En cause, la polémique qui enfle autour du Centre International de Recherche sur le Cancer, qui l’aurait classé comme cancérigène en se basant sur des études incomplètes.

Le 28 mai dernier, l’Assemblée nationale a rejeté les amendements concernant la Loi Agriculture et Alimentation, pour une sortie du glyphosate en 2021. La substance, principe actif du Roundup de la firme Monsanto, fait en effet débat, même si l’Union européenne a décidé de renouveler la licence de l’herbicide (commercialisé depuis 1974 et utilisé dans 130 pays) pour cinq ans en novembre dernier.

Mais les débats actuels vont encore plus loin que cette future interdiction. Ils pointent désormais du doigt le CIRC (Centre International de Recherche sur le Cancer qui dépend de l’OMS), seul à juger, à l’encontre de centaines d’avis scientifiques, que le glyphosate est possiblement cancérigène pour l’homme.

Le hic, c’est qu’il s’appuie notamment sur un rapport qui fait polémique.

Le CIRC dans la tourmente

Depuis 1974, toutes les agences publiques de sécurité sanitaire mondiales ont rejeté un quelconque risque cancérigène dû au glyphosate en tant qu’herbicide. Toutes, sauf une, le CIRC qui lance une alerte en mars 2015, classant le glyphosate comme « cancérigène probable », suivie par de nouvelles expertises internationales qui confirment leurs premiers avis.

De quoi s’interroger : le CIRC aurait-t-il raison ? En réalité, le CIRC se base sur des études de cancérogénicité animale où le glyphosate agirait comme un agent pathogène. Il aurait choisi des études mécanistiques sur des non-mammifères et ne portant pas sur le glyphosate seul, à la différence des autres agences sanitaires.

Le doute est donc permis.
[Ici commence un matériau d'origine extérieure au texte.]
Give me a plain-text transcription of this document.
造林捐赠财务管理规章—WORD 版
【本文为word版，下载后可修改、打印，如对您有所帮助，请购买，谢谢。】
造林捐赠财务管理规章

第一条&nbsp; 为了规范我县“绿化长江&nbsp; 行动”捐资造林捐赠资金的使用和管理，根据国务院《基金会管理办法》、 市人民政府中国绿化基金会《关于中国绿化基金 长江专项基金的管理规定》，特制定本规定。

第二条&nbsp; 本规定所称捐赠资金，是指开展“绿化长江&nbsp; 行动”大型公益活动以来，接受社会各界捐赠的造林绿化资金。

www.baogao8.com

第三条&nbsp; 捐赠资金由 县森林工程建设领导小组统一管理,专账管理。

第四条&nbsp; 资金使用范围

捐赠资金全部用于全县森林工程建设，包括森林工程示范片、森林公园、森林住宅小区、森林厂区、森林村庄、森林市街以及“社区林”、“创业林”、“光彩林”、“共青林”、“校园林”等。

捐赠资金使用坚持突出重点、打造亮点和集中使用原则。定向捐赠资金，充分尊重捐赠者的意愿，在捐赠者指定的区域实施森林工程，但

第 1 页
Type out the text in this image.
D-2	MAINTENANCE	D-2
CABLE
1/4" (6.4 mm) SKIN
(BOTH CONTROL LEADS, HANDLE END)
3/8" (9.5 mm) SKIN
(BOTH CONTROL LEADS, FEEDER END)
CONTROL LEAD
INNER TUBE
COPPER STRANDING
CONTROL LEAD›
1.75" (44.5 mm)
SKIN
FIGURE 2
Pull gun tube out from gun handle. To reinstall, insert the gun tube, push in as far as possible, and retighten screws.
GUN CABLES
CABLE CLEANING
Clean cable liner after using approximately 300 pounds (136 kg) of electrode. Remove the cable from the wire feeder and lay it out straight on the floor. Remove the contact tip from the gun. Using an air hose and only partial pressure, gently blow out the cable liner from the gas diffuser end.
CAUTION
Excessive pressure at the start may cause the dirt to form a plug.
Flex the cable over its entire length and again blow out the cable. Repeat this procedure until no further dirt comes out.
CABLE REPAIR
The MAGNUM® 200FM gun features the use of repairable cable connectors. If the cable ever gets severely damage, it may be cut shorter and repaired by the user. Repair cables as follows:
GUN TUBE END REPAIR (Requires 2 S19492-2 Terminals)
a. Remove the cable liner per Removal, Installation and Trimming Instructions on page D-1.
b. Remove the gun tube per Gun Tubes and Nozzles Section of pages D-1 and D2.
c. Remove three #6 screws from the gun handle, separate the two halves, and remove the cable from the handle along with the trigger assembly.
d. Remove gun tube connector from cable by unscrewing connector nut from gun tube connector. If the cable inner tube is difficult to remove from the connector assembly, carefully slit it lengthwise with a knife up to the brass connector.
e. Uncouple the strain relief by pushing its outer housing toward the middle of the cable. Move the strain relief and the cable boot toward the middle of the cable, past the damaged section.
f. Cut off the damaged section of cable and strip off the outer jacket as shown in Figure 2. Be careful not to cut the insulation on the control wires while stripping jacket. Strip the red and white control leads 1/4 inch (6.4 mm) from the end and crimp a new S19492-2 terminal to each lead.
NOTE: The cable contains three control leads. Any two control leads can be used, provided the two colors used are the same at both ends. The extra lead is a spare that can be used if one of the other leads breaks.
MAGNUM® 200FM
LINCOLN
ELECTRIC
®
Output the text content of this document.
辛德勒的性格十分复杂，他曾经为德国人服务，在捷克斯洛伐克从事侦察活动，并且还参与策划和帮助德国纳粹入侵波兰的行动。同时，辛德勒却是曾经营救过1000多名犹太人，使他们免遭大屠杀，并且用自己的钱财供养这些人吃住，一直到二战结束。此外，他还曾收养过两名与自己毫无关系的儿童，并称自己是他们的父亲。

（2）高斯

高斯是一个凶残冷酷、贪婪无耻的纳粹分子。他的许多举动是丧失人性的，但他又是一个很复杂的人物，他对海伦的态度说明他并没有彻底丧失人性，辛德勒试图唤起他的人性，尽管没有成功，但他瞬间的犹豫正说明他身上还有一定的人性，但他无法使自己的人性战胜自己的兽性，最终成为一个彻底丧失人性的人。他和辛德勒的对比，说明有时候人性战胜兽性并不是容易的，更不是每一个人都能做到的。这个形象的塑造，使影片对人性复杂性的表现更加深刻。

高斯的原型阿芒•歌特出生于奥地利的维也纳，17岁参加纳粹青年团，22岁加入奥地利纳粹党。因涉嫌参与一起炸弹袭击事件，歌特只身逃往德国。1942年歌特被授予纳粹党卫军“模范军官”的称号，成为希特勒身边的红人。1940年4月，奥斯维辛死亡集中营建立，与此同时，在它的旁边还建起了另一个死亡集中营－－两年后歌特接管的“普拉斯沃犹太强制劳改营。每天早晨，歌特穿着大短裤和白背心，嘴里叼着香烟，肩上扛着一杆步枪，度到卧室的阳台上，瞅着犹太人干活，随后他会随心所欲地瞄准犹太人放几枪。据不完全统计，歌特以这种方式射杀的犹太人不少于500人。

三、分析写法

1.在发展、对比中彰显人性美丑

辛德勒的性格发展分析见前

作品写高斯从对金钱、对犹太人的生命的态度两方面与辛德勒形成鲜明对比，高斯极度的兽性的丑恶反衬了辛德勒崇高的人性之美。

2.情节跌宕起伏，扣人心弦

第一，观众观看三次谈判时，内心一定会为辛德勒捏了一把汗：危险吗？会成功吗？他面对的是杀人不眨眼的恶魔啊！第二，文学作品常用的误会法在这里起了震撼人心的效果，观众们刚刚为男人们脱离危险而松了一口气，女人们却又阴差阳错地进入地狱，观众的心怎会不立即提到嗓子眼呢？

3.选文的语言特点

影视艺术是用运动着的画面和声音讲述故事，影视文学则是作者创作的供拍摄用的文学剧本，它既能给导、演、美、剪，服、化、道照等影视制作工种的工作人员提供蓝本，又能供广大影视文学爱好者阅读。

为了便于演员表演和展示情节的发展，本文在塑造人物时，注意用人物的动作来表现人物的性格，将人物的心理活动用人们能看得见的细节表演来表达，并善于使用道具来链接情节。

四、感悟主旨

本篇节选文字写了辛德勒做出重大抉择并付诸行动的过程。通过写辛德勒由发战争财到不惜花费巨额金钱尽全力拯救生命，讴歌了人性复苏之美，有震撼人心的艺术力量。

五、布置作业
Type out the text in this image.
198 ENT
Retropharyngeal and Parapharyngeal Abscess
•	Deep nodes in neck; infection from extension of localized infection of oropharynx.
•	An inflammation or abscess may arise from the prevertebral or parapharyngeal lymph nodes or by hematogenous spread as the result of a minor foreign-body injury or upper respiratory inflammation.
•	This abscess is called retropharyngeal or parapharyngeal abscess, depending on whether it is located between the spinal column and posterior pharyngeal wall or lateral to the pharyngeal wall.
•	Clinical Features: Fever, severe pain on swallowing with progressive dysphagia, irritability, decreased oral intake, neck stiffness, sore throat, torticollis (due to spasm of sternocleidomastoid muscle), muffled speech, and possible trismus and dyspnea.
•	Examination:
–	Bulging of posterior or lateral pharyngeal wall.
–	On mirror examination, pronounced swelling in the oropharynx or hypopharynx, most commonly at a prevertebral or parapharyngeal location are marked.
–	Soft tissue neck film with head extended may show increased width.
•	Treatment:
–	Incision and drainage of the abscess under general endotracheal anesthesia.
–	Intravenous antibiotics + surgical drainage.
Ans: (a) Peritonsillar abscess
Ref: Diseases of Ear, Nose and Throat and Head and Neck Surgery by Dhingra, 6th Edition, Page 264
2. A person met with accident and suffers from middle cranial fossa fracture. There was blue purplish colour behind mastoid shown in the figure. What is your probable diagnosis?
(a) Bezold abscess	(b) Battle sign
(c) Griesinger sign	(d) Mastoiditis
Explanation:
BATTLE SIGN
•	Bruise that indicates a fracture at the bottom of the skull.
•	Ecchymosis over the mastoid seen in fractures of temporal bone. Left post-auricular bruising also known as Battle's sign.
Et accentué quand Reuters publie en 2016 une enquête, qui prouve qu’une étude menée par un épidémiologiste américain, Aaron Blair et portant sur 89 000 agriculteurs, n’a pas été prise en compte par le CIRC, alors qu’elle aurait donné des résultats différents à son analyse sur le glyphosate.Le coup de grâce est porté contre le CIRC avec l’affaire des Portier Papers.

L’ancien directeur d’institutions de recherche américaines Christopher Portier et un des principaux conseillers du CIRC concernant le glyphosate, a en effet affirmé le 28 mai 2017 avoir pu « mettre en évidence des cas de cancers du poumon, du rein, du foie, de la peau, de la glande mammaire, de la thyroïde ou des tissus mous »1 sur des rongeurs.

Or, Christopher Portier n’a pas vraiment la légitimité pour faire de telles déclarations : il n’est que statisticien de formation et non toxicologue, salarié d’une ONG environnementale qui mène des campagnes contre les pesticides et qui aurait, de surcroît, été payé entre octobre 2016 et juin 2017 en tant que consultant, par un cabinet d’avocats américain, afin de constituer des preuves suffisantes contre Monsanto en vue d’une plante collective.

Pour la modique somme de 160 000 dollars. Un véritable conflit d’intérêt, reconnu par le principal intéressé. Le scandale éclate, révélé par le site Risk Monger et mettant à mal les conclusions du CIRC. Qui se retrouve non plus seul contre tous, mais seul, tout simplement.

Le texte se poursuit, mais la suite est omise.